«Non abbiamo intenzione di andarcene». I lavoratori licenziati dal Cara di Mineo non vogliono lasciare il Comune di Caltagirone. Lo hanno occupato ieri, con l’obiettivo di restarci dentro finché il ministero dello Sviluppo economico non avrà deciso di convocare un tavolo per riaprire una vertenza che, secondo loro, è partita tardi e si è chiusa troppo in fretta. Così si sono piazzati nel municipio calatino, armati di striscioni chiarissimi: «Il lavoro è dignità, non è carità», «Mai tutelati ma dimenticati». In totale, sono circa 150 le persone che hanno perso l’impiego a seguito del cambiamento di appalto: il bando-mostro – oggetto di inchieste giudiziarie e polemiche – è stato trasformato dalla prefettura di Catania in una gara d’appalto suddivisa in quattro lotti. «Ma solo per due lotti è stata prevista l’assunzione di altro personale: il primo e il terzo, cioè quello che riguarda l’assistenza amministrativa e sanitaria e quello delle pulizie», spiega Lucia Inzirillo, segretaria provinciale Confali e lavoratrice della struttura del Calatino dal 2014.
«Io rientro tra i fortunati lavoratori che sono stati ri-assunti – spiega – Mi occupavo di assistenza all’infanzia, ma adesso potrei cominciare a fare tutt’altro, per esempio servire i pasti, come sta capitando a molti colleghi». Assieme ai dipendenti licenziati, nel palazzo comunale di Caltagirone, c’è anche lei. Non solo per solidarietà con le persone con cui ha lavorato a stretto contatto negli ultimi quattro anni, ma anche perché la situazione difficile riguarda anche chi ha ancora la propria occupazione: «Non sono stati mantenuti i contratti precedenti – dice la sindacalista – Chi era a tempo indeterminato adesso si ritrova con un contratto che scade a 30 o a 90 giorni. Quest’ultimo è il mio caso, a 18 ore settimanali». Senza contare la questione delle mansioni: «La maggior parte di noi non era indicato come lavoratore specializzato, quindi anche chi faceva l’educatore adesso si ritrova a somministrare il cibo. E il punto non è l’impiego, è che se uno faceva un’altra cosa non è qualificato per farne una diversa. A queste condizioni, davvero, si rischia il caos».
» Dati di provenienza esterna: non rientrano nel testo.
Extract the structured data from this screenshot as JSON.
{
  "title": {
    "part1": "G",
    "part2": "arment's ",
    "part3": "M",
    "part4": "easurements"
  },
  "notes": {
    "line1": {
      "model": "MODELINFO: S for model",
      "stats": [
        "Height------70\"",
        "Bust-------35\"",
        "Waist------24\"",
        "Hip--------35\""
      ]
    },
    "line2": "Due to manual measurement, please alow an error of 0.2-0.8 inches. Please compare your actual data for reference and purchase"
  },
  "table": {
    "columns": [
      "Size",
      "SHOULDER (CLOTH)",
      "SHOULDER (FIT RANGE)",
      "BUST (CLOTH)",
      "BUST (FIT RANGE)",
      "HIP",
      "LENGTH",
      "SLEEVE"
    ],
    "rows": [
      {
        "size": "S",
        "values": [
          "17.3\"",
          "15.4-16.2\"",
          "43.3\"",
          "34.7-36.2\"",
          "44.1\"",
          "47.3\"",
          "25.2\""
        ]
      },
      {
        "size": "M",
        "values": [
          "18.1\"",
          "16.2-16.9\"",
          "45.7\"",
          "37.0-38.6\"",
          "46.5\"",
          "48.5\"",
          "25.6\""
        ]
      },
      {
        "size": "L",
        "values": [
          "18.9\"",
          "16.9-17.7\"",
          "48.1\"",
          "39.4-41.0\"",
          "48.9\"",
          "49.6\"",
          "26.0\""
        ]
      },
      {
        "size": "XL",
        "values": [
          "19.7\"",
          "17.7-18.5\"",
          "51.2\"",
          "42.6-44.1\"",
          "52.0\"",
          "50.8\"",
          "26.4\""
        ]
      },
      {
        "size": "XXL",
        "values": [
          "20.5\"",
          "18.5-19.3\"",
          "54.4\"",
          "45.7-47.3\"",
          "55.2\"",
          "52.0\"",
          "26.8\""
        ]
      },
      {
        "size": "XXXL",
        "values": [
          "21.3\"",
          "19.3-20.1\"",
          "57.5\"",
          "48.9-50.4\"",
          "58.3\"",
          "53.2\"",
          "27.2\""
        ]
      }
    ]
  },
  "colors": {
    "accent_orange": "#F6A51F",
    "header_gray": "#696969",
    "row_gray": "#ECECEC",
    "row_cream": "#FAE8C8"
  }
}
Il timore è che nella struttura, con tutto quel personale in meno, possano nascere tensioni. E se è vero che, al momento, gli ospiti sono circa 1900 (a fronte dei 2400 posti disponibili) è anche vero che «c’erano luoghi in cui i colleghi avrebbero avuto bisogno di aiuto prima, figurarsi adesso». Un esempio? «Il bazar, il posto dove si comprano gli oggetti di prima necessità o le sigarette. Ci domandiamo come si potranno coprire tutti i turni, considerando inoltre che, visto che adesso le ditte dentro al Cara non sono più una soltanto ma diverse, non si può nemmeno contare sulla mobilità interna».
Già l’1 ottobre, data in cui si è consumato il passaggio dalla gestione Nuovo Cara Mineo a quella attuale e parcellizzata, i lavoratori si erano riuniti a protestare sotto agli uffici della prefettura di Catania. E adesso è proprio all’ufficio territoriale del governo che viene chiesto un intervento: «Ai tavoli tecnici non si sono mai presentati dei rappresentanti prefettizi. In questo modo è stato facile iniziare le trattative il 25 settembre e chiuderle il 28, anche se la gara era stata aggiudicata mesi fa e si sapeva, quindi, che si sarebbe posto il problema occupazionale», conclude Lucia Inzirillo. Adesso, i lavoratori sono nel Comune di Caltagirone e lì vogliono restare. «Abbiamo bisogno che le istituzioni ci ascoltino. Non si possono lasciare 150 persone a casa da un giorno all’altro».